Zoe looked a little doubtful, but when she turned the knob, sure enough, the heavy door swung inward. She beamed at me. “I guess this means we passed.”

I smiled. “I knew we’d be at the head of the class.”

I followed her out, and this time, I wasn’t watching her shapely ass, or the way her hips swayed in that tight skirt when she walked. This time, I saw all of her.

My smile faded as Kai appeared at the top of the stairs. Zoe made a beeline toward him, and I hastily followed.

“Hey,” said Kai. “Where—” he stopped, when I violently shook my head behind Zoe.

He was even more confused when Zoe smacked him with a tight little fist. “You have to stop doing that.”

Kai rubbed his arm as if she’d hurt it, though I was fairly sure that connecting with his massive bicep had hurt her fist more than the other way around.

“We can work out our differences without you two locking us in together,” Zoe said, shaking her head. “Again.”

Kai’s gaze sharpened, and I wondered if perhaps he could hear the change in her tone. Finally, he cocked his head to the side, looking sternly at her. “If you two have finally quit it with all the arguing, then this’ll be the last time.”

“Good,” Zoe said, no longer sounding mad.

Kai deliberately avoided meeting my eye. “You don’t look too upset,” he observed to Zoe. “Did you two kiss and make up?”

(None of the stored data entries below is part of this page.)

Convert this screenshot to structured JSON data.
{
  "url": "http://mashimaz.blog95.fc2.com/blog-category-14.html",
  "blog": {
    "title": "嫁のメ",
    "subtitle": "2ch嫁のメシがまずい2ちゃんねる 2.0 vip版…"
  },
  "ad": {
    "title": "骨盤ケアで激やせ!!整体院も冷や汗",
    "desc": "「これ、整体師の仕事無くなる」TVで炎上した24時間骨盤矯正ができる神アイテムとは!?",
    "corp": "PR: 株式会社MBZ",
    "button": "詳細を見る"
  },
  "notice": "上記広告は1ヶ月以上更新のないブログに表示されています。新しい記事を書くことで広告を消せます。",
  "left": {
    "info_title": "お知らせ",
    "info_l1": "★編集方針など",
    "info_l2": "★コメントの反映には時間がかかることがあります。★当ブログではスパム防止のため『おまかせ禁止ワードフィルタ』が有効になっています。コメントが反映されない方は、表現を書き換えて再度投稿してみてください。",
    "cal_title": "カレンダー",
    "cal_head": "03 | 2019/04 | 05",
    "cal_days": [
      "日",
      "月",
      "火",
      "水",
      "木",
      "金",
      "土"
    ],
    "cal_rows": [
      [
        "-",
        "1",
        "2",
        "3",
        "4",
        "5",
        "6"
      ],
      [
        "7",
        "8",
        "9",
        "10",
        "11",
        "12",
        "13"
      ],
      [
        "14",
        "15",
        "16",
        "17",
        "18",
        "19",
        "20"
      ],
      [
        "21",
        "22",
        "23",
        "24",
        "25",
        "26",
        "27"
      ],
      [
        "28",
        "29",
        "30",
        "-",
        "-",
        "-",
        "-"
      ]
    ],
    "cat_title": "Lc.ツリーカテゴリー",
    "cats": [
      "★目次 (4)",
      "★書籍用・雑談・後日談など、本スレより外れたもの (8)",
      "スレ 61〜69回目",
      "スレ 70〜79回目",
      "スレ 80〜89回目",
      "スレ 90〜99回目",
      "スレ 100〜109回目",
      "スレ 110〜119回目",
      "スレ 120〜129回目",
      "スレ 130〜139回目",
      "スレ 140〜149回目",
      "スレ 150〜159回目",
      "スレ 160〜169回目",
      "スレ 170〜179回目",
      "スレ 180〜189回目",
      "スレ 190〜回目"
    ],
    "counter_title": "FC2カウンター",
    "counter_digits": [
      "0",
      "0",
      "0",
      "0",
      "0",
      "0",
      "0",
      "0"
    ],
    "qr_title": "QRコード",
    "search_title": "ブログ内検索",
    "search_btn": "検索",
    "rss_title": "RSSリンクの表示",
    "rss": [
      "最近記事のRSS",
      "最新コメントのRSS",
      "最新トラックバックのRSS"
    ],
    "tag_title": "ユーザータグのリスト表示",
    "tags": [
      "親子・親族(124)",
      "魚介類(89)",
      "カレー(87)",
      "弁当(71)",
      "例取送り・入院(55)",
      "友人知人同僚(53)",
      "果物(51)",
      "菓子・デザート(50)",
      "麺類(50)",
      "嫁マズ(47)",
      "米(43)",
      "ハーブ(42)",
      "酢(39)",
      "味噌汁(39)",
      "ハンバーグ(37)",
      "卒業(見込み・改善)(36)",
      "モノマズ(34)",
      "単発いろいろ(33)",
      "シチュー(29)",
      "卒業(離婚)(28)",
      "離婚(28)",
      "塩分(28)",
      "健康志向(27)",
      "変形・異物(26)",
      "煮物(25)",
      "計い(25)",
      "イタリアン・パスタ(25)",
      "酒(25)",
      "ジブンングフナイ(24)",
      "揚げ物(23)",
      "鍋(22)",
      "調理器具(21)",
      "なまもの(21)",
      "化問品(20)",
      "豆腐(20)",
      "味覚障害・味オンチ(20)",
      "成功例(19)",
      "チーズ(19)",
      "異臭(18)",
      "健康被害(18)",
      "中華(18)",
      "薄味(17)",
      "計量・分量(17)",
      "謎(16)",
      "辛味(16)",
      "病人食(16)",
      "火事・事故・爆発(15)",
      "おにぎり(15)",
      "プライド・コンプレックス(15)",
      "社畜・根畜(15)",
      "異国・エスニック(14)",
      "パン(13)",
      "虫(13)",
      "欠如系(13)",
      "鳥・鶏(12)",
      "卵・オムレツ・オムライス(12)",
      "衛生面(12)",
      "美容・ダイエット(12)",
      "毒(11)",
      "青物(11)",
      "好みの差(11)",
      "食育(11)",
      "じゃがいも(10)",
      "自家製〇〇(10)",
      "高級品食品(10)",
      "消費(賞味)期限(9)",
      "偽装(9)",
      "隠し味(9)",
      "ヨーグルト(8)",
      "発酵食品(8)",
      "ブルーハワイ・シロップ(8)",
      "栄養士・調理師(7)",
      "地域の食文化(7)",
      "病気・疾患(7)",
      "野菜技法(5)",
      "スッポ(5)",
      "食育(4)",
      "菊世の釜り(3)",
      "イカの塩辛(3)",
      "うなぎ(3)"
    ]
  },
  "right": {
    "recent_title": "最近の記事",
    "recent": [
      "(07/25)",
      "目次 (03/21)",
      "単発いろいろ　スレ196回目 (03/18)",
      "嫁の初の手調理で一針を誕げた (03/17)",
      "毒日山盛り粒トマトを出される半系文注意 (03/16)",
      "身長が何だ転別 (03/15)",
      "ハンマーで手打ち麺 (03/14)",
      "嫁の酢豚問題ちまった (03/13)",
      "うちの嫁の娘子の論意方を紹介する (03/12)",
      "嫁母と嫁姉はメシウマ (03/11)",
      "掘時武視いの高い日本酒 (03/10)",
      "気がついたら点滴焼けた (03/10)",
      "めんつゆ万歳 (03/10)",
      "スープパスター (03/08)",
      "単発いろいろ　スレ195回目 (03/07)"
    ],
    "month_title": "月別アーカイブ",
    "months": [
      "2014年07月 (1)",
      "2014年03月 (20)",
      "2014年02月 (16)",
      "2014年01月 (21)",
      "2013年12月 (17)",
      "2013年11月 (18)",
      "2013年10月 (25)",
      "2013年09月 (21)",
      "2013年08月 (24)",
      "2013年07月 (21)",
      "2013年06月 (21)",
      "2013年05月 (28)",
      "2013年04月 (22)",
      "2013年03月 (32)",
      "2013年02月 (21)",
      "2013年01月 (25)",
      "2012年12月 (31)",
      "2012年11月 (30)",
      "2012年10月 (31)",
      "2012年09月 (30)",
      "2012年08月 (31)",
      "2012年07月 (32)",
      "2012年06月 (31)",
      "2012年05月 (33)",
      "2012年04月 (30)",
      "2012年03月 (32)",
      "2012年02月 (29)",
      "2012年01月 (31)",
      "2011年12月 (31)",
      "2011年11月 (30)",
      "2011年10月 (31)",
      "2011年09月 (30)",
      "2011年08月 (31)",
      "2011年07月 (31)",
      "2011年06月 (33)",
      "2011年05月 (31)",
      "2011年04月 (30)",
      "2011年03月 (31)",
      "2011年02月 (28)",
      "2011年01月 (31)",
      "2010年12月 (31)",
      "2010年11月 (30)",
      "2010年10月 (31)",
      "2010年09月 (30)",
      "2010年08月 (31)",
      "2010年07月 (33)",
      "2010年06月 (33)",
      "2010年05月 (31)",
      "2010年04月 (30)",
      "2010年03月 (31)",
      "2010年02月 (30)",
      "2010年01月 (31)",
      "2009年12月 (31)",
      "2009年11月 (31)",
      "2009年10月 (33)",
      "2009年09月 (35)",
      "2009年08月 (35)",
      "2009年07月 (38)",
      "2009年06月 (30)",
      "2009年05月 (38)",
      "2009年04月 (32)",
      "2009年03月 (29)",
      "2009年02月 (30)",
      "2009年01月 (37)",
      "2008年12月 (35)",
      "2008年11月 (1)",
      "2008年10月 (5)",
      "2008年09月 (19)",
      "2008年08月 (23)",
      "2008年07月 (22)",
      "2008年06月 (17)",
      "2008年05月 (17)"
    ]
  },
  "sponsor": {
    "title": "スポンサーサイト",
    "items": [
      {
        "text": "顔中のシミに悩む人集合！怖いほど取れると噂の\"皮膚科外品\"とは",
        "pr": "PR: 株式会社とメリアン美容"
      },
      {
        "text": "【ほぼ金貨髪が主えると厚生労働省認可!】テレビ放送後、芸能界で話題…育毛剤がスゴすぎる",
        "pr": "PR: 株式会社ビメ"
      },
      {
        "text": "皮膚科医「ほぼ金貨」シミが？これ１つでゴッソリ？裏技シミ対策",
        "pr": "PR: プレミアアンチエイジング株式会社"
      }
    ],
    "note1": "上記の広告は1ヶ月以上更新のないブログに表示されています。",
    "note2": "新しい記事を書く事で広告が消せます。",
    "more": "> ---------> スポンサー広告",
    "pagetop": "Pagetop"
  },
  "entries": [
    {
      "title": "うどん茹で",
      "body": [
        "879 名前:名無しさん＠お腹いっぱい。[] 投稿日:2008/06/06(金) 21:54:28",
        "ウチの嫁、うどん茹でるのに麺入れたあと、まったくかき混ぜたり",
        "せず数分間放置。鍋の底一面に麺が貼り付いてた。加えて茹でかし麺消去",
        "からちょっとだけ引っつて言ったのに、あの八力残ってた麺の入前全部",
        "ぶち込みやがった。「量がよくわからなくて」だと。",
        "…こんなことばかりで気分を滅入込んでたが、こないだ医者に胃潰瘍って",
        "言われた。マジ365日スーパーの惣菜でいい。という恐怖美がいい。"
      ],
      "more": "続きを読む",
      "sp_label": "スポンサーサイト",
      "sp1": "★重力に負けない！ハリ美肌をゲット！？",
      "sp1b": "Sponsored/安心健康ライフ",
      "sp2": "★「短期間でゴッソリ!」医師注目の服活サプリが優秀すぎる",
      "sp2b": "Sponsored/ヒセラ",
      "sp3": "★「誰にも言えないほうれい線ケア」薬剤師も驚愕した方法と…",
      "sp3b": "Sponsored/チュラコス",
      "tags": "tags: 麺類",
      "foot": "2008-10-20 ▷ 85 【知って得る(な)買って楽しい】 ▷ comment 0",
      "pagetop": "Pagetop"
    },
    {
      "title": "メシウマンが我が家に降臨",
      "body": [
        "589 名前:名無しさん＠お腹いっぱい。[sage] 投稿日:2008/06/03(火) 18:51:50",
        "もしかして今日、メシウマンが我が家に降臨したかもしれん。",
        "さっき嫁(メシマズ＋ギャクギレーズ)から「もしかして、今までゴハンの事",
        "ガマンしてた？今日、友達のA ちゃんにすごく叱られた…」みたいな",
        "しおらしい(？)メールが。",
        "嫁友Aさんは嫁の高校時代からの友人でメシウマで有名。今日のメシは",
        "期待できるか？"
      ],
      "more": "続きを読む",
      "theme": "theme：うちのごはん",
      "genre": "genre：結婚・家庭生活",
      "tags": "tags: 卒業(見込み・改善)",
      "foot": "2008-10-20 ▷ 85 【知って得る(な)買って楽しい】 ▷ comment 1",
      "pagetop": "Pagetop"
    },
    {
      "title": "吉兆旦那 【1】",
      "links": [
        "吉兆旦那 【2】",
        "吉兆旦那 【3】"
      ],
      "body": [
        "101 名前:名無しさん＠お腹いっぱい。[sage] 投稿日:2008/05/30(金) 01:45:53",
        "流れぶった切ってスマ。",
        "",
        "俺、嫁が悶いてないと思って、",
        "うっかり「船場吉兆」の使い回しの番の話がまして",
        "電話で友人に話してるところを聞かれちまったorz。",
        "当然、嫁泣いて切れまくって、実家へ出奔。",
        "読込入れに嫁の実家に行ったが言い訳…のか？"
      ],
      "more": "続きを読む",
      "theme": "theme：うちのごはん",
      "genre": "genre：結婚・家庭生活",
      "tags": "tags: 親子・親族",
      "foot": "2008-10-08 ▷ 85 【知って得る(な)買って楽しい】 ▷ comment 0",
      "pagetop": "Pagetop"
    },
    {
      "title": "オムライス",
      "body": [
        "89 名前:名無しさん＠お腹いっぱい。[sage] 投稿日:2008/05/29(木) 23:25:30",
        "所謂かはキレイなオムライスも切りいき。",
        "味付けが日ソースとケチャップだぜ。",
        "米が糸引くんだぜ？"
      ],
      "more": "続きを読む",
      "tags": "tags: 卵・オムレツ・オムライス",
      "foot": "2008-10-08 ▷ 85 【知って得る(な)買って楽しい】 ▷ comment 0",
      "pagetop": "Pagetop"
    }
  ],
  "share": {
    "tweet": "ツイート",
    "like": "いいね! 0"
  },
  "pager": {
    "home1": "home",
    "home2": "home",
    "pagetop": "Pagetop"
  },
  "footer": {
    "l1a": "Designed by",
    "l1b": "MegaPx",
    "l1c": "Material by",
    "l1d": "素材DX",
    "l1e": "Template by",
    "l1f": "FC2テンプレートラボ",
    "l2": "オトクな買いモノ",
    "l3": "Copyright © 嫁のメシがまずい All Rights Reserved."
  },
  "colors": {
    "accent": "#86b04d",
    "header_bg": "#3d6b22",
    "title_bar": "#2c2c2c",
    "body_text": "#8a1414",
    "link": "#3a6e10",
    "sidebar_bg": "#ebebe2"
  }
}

Since that was exactly what we’d done—though not in that order—I grinned.

“We went back to the basics.” Zoe gave me a quick smile before she headed downstairs.

Nonchalantly, I started to follow her, but Kai shot his arm out, blocking my path. I gave him an innocent smile.

“We locked you in again?” Kai asked, arching a brow.

“She thinks you did.”

Kai shook his head, this time in admiration. “Pretty smooth. Did it work?”

“Yeah.” I couldn’t help grinning as I shoved his arm out of the way and followed in the direction Zoe had gone. “I think it did.”